In its own statement, Prudential said it was "pleased with the decision, which affirms our longstanding belief that Prudential never met the standard for the designation."

"This outcome reflects Prudential’s sustainable business model, capital strength and comprehensive risk management, which have and continue to enable us to fulfill our promises to our customers, deliver consistent performance and meet regulatory obligations," it said.

But some reform advocates argue that the oversight council's move is a mistake that will come back to haunt the financial system.

"That is a tragic dereliction of duty for every American because the next financial crash will happen sooner and be worse than it otherwise would have been," said Dennis Kelleher, president and CEO of Better Markets. "The FSOC’s actions will revive the shadow banking system by recreating the two-tier regulatory system which will incentivize the migration of risk from the higher regulated banking system to the unregulated shadow banking system. That is exactly what was done in the early 2000s, which directly lead to the catastrophic 2008 financial crash and economic crisis."

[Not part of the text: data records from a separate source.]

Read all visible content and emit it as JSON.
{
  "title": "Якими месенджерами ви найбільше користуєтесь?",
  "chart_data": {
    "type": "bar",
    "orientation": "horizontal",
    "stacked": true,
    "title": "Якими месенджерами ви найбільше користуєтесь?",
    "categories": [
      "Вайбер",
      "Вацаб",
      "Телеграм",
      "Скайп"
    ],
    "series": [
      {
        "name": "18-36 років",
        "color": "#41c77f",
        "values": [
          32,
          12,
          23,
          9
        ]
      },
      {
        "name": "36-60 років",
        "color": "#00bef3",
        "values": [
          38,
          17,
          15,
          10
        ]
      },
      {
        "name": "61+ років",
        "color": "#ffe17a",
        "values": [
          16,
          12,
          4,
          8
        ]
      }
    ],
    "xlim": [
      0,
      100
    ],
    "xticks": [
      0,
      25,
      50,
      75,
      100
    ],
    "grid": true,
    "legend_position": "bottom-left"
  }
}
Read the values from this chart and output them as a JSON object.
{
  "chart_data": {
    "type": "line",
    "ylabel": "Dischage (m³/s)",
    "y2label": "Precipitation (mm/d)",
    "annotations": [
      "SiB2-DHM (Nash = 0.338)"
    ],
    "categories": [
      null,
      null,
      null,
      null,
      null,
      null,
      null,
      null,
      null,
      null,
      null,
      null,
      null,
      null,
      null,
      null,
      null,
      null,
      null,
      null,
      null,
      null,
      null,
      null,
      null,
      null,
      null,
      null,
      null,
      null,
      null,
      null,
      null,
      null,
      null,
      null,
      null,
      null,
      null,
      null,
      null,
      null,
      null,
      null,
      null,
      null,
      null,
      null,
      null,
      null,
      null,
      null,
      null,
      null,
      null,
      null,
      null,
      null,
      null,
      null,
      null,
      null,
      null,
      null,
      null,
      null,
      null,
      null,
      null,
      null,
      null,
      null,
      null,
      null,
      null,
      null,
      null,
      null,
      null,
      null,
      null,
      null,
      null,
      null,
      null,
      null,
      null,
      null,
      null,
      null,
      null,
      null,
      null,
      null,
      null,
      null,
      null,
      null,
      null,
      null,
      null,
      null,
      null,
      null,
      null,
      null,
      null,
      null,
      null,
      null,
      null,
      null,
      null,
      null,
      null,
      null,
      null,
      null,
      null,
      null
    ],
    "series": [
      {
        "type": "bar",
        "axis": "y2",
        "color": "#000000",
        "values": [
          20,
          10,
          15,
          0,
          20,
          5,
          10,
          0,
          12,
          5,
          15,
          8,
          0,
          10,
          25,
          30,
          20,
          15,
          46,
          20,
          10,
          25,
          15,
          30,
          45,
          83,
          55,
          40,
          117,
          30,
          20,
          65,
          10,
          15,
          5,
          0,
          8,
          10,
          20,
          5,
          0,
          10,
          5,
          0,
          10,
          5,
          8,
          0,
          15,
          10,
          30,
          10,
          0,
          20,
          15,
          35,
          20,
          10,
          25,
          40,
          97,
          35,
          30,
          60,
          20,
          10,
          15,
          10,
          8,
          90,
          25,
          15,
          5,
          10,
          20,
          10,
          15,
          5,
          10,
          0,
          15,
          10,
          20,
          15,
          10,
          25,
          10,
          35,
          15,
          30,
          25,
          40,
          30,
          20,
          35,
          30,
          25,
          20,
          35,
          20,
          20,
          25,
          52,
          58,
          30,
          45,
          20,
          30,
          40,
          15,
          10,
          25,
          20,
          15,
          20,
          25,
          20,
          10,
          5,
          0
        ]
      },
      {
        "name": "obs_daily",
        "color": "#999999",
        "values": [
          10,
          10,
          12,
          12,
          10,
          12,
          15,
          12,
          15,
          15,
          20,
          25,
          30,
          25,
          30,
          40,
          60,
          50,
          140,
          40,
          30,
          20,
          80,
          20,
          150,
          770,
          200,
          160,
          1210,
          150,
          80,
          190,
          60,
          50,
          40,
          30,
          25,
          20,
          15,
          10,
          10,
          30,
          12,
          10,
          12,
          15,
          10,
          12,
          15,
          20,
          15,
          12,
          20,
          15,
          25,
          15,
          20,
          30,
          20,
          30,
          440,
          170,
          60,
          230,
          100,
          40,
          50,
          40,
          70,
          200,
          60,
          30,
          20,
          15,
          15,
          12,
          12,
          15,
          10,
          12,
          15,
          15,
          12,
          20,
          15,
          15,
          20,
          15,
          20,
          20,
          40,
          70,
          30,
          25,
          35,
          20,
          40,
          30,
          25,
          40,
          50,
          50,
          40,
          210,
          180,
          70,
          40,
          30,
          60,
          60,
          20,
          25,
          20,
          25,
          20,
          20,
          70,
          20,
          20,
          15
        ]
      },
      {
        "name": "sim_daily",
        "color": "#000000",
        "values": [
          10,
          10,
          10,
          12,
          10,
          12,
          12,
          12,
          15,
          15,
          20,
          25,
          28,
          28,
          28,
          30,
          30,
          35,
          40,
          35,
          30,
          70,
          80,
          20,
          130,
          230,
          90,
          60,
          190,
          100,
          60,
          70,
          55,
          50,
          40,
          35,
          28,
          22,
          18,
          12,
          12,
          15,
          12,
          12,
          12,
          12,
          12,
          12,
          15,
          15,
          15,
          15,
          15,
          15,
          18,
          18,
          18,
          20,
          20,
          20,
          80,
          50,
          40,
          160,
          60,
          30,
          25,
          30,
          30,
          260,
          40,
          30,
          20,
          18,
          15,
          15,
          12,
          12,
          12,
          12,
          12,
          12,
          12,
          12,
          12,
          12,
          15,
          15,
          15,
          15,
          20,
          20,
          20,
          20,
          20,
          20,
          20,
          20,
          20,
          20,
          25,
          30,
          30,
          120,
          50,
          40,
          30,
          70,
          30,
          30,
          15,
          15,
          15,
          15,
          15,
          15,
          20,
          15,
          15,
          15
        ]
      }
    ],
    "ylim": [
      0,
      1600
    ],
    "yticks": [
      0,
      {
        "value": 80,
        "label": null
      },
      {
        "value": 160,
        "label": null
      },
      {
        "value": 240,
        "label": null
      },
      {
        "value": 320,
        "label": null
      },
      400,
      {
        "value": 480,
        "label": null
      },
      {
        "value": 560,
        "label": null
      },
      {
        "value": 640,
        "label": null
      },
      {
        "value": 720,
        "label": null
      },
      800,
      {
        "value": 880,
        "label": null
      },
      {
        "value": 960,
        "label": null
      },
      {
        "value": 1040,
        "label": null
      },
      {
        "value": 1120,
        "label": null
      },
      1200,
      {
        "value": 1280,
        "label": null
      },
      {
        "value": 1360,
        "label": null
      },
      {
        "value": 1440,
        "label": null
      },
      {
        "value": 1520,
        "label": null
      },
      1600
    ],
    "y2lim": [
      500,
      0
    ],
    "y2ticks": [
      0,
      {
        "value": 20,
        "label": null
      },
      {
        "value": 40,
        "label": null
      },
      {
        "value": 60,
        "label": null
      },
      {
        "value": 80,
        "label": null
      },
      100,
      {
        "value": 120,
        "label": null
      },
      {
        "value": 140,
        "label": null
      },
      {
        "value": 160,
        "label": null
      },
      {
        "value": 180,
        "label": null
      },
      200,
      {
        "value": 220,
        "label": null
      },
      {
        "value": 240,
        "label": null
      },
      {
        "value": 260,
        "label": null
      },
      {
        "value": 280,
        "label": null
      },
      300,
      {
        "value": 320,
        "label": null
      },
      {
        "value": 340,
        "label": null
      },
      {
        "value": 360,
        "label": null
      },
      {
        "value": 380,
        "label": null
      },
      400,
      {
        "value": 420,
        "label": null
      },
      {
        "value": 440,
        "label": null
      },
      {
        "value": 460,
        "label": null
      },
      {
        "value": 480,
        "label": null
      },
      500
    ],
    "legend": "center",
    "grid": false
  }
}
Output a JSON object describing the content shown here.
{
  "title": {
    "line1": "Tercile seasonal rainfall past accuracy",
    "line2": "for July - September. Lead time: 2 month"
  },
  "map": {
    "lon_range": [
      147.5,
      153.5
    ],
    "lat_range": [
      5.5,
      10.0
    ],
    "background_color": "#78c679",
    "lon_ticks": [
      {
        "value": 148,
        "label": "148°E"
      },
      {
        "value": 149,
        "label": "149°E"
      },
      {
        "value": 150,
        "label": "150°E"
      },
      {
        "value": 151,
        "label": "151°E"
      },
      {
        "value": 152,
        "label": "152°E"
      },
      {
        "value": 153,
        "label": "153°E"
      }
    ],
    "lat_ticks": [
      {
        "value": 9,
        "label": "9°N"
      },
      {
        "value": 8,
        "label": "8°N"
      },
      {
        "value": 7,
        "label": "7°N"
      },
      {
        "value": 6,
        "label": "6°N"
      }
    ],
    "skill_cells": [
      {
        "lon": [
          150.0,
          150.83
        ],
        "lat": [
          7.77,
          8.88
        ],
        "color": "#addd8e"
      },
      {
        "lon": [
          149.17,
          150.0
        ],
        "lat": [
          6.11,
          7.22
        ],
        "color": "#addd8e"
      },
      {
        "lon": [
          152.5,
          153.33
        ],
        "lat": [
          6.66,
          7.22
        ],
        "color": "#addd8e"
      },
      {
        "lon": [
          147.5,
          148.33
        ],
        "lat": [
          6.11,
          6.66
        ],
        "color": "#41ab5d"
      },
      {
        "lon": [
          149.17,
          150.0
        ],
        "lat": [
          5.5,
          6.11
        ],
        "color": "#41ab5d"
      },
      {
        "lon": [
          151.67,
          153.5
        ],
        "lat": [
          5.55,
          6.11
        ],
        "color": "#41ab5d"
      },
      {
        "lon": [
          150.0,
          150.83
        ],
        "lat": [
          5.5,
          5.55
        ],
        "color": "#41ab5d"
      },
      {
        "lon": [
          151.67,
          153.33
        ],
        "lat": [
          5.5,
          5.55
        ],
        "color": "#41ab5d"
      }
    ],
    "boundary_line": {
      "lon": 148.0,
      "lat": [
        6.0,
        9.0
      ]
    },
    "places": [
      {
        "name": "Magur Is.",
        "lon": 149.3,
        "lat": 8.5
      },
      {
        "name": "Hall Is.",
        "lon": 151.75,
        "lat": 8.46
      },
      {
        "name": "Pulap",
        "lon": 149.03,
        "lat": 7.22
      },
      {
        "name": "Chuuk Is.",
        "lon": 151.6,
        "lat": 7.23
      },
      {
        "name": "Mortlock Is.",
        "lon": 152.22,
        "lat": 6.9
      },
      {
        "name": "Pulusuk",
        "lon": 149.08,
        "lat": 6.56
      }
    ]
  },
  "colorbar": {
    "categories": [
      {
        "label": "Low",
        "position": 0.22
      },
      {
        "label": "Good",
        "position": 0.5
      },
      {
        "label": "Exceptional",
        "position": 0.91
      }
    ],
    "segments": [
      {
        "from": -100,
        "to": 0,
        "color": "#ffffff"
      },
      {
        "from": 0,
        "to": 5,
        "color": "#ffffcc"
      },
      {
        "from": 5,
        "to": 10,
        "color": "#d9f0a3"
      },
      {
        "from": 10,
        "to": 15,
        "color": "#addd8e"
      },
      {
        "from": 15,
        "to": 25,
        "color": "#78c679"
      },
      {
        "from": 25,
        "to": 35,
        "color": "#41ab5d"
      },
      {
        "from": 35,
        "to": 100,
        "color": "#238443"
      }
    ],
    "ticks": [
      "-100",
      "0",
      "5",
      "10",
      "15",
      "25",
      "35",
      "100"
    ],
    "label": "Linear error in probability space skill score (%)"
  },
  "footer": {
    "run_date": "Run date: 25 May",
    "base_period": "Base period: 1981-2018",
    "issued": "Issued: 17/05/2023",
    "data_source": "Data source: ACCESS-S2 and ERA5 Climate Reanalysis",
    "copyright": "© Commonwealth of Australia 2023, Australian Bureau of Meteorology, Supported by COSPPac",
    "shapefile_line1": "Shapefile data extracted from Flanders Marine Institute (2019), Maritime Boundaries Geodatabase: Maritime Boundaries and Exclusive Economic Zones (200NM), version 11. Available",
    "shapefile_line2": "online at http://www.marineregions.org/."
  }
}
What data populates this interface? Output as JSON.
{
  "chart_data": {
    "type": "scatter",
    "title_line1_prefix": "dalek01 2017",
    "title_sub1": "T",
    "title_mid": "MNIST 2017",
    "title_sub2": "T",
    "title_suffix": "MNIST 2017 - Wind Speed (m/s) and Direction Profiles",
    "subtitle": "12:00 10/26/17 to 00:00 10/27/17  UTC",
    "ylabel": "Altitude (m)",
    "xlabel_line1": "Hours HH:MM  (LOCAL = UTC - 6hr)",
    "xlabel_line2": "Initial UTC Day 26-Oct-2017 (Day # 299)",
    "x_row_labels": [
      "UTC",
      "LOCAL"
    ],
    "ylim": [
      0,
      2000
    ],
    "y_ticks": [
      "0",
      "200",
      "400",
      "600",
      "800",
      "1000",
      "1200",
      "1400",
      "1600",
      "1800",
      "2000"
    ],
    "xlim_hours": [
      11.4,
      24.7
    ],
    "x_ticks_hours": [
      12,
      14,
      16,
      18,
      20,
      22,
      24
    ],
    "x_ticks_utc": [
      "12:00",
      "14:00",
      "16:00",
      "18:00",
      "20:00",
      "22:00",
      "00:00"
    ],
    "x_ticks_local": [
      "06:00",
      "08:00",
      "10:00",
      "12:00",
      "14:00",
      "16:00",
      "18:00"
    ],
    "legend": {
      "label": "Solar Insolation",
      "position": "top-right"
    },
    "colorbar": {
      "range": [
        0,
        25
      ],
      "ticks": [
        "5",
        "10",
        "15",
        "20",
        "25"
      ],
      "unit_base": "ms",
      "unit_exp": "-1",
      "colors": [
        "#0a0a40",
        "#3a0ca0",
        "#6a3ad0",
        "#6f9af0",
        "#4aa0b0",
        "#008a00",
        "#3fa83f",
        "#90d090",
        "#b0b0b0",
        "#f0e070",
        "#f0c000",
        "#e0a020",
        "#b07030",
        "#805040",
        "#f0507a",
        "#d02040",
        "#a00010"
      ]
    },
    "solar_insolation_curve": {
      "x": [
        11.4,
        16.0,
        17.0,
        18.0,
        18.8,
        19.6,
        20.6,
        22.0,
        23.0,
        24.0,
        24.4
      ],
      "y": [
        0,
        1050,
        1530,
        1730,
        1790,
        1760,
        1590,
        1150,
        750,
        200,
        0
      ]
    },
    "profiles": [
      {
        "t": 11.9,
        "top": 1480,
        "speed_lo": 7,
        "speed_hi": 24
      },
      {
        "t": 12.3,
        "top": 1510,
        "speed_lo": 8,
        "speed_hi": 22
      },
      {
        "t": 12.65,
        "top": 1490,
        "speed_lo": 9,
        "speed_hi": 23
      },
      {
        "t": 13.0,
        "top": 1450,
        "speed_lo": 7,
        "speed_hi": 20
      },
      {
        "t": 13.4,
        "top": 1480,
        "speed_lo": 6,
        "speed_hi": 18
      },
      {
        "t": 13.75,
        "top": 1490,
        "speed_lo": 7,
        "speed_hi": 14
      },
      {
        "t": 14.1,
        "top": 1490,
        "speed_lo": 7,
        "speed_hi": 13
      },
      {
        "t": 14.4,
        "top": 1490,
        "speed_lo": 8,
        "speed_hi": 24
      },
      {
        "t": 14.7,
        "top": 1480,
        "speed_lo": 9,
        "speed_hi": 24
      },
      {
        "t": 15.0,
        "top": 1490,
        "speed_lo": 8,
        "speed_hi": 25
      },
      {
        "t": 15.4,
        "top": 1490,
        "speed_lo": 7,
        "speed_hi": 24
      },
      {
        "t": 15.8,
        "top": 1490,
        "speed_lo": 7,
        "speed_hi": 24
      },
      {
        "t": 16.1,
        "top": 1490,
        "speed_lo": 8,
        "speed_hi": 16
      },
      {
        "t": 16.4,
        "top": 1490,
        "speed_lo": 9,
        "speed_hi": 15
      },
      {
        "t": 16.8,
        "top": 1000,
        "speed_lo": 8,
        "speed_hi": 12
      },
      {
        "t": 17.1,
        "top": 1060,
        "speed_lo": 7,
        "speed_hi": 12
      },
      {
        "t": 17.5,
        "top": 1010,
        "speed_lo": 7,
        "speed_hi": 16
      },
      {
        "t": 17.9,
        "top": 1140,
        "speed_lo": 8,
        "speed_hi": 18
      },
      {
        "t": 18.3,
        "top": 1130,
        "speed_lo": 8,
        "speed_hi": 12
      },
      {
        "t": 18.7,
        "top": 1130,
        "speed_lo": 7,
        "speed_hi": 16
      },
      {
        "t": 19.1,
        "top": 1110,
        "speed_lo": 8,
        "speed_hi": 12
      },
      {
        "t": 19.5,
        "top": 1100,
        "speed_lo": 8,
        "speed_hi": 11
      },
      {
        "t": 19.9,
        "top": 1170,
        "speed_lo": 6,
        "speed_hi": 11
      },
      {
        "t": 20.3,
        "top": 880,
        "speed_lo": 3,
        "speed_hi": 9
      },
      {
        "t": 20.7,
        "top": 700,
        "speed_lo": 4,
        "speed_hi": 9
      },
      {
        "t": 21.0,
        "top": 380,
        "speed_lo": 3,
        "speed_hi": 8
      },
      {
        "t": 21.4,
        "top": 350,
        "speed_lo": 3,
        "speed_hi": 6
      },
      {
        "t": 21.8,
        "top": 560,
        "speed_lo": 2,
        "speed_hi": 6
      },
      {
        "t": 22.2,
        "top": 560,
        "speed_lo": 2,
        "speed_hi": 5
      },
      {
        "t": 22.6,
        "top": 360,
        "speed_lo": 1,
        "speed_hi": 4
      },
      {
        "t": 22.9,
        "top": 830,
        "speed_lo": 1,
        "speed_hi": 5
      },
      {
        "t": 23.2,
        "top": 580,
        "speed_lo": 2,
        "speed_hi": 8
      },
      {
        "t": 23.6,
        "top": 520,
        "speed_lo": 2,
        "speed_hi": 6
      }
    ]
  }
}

Prudential's path was somewhat different than other firms that shed the SIFI label.

In the case of MetLife, the Trump administration dropped an Obama-era appeal of a court ruling that had struck down the insurer’s designation. After the 2014 designation of MetLife, over the firm’s vigorous protest, the company sued the FSOC in federal court and won, with the judge deciding that FSOC had erred by failing to establish the firm’s actual — rather than theoretical — potential for insolvency.

GE Capital, meanwhile, opted to break itself up, selling off its online deposits and winning de-designation in June 2016. AIG also restructured itself and was dedesignated last September. Even MetLife restructured itself, in January 2016, in part because of its concerns about the regulatory environment.